GST-RhoA and GST-RhoB fusion proteins immobilized on sepharose were incubate for 45 min at 32°C in loading buffer (50 mM Tris, pH 7.4, 50 mM NaCl, 1 mg/mL BSA, 2 mM DTT, 10 mM EDTA) with either 5 µM GDP or mant-GDP. Loading was stabilized by adding 40 mM MgCl2. Proteins were then incubated on ice for 15 min, washed with TBS with 5 mM MgCl2 and eluted with 250 mM free glutathione. The extent of loading was measured as the fluorescence intensity of mant-GDP loaded samples normalized to GST-Rho protein concentration and corrected for values obtained from GDP control. Alternatively, GST-RhoC proteins, which were otherwise unstable during the aforementioned loading process, were eluted from sepharose and immediately incubated in loading buffer containing 5 µM mant-GDP. The fluorescence intensity of each sample was then measured after a 5 min equilibration, normalized to GST-RhoC protein concentration, and corrected for fluorescence intensity obtained from samples containing loading buffer with mant-GDP alone.

Immunofluorescence

NIH 3T3 fibroblasts were grown overnight on ethanol-washed glass coverslips in the presence of serum prior to transfection. Transfected cells were allowed to express exogenous protein overnight before a 10 min fixation in 3.7% formaldehyde in PBS. Washed and fixed cells were permeabilized for 5 min in 0.5% Triton X-100 in PBS prior to staining. Filamentous actin was labeled with Texas Red conjugated phalloidin (Molecular Probes). Exogenous RhoA expressing cells were visualized using anti-c-myc monoclonal antibody and an Alexa Fluor 488 goat anti-mouse secondary antibody (Jackson ImmunoResearch). Images were obtained on an Olympus spinning disc confocal microscope using a CoolSNAP E2 CCD camera (Photometrics) and Metamorph Image software (Universal Imaging Corp.).

Matrigel invasion assays

OVCA cells were transfected with equivalent amount of pEGFP or the indicated pEGFP-Rho expression plasmid.
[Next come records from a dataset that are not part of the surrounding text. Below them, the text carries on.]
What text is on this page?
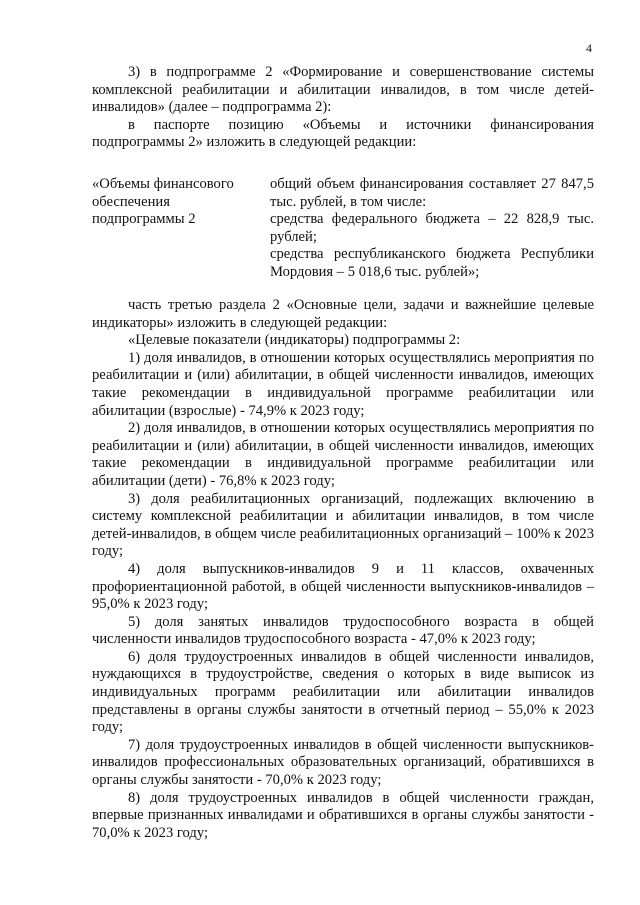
4

3) в подпрограмме 2 «Формирование и совершенствование системы комплексной реабилитации и абилитации инвалидов, в том числе детей-инвалидов» (далее – подпрограмма 2):

в паспорте позицию «Объемы и источники финансирования подпрограммы 2» изложить в следующей редакции:

«Объемы финансового обеспечения подпрограммы 2

общий объем финансирования составляет 27 847,5 тыс. рублей, в том числе:

средства федерального бюджета – 22 828,9 тыс. рублей;

средства республиканского бюджета Республики Мордовия – 5 018,6 тыс. рублей»;

часть третью раздела 2 «Основные цели, задачи и важнейшие целевые индикаторы» изложить в следующей редакции:

«Целевые показатели (индикаторы) подпрограммы 2:

1) доля инвалидов, в отношении которых осуществлялись мероприятия по реабилитации и (или) абилитации, в общей численности инвалидов, имеющих такие рекомендации в индивидуальной программе реабилитации или абилитации (взрослые) - 74,9% к 2023 году;

2) доля инвалидов, в отношении которых осуществлялись мероприятия по реабилитации и (или) абилитации, в общей численности инвалидов, имеющих такие рекомендации в индивидуальной программе реабилитации или абилитации (дети) - 76,8% к 2023 году;

3) доля реабилитационных организаций, подлежащих включению в систему комплексной реабилитации и абилитации инвалидов, в том числе детей-инвалидов, в общем числе реабилитационных организаций – 100% к 2023 году;

4) доля выпускников-инвалидов 9 и 11 классов, охваченных профориентационной работой, в общей численности выпускников-инвалидов – 95,0% к 2023 году;

5) доля занятых инвалидов трудоспособного возраста в общей численности инвалидов трудоспособного возраста - 47,0% к 2023 году;

6) доля трудоустроенных инвалидов в общей численности инвалидов, нуждающихся в трудоустройстве, сведения о которых в виде выписок из индивидуальных программ реабилитации или абилитации инвалидов представлены в органы службы занятости в отчетный период – 55,0% к 2023 году;

7) доля трудоустроенных инвалидов в общей численности выпускников-инвалидов профессиональных образовательных организаций, обратившихся в органы службы занятости - 70,0% к 2023 году;

8) доля трудоустроенных инвалидов в общей численности граждан, впервые признанных инвалидами и обратившихся в органы службы занятости - 70,0% к 2023 году;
Following an over-night expression, cells were collected with trypsin, neutralized with serum, and washed twice with large volumes of serum-free minimum essential media. Transfection efficiency was ascertained for each condition by visually counting both the total number of cells and the number of green fluorescing cells (Zeiss Axiophot microscope) in random fields of a hemocytometer. The percentage (12–15%) of cells scored as expressing was consistent between expression conditions for every experiment. For each condition, approximately 100,000 OVCA cells were seeded into hydrated 8 µm BioCoat Matrigel invasion chambers (BD Biosciences). Serum-containing growth media was administered to outer wells. After 24 h incubation under standard cell culture conditions, individual chambers were fixed, stained and scored for cell invasion according to manufacturer’s instructions.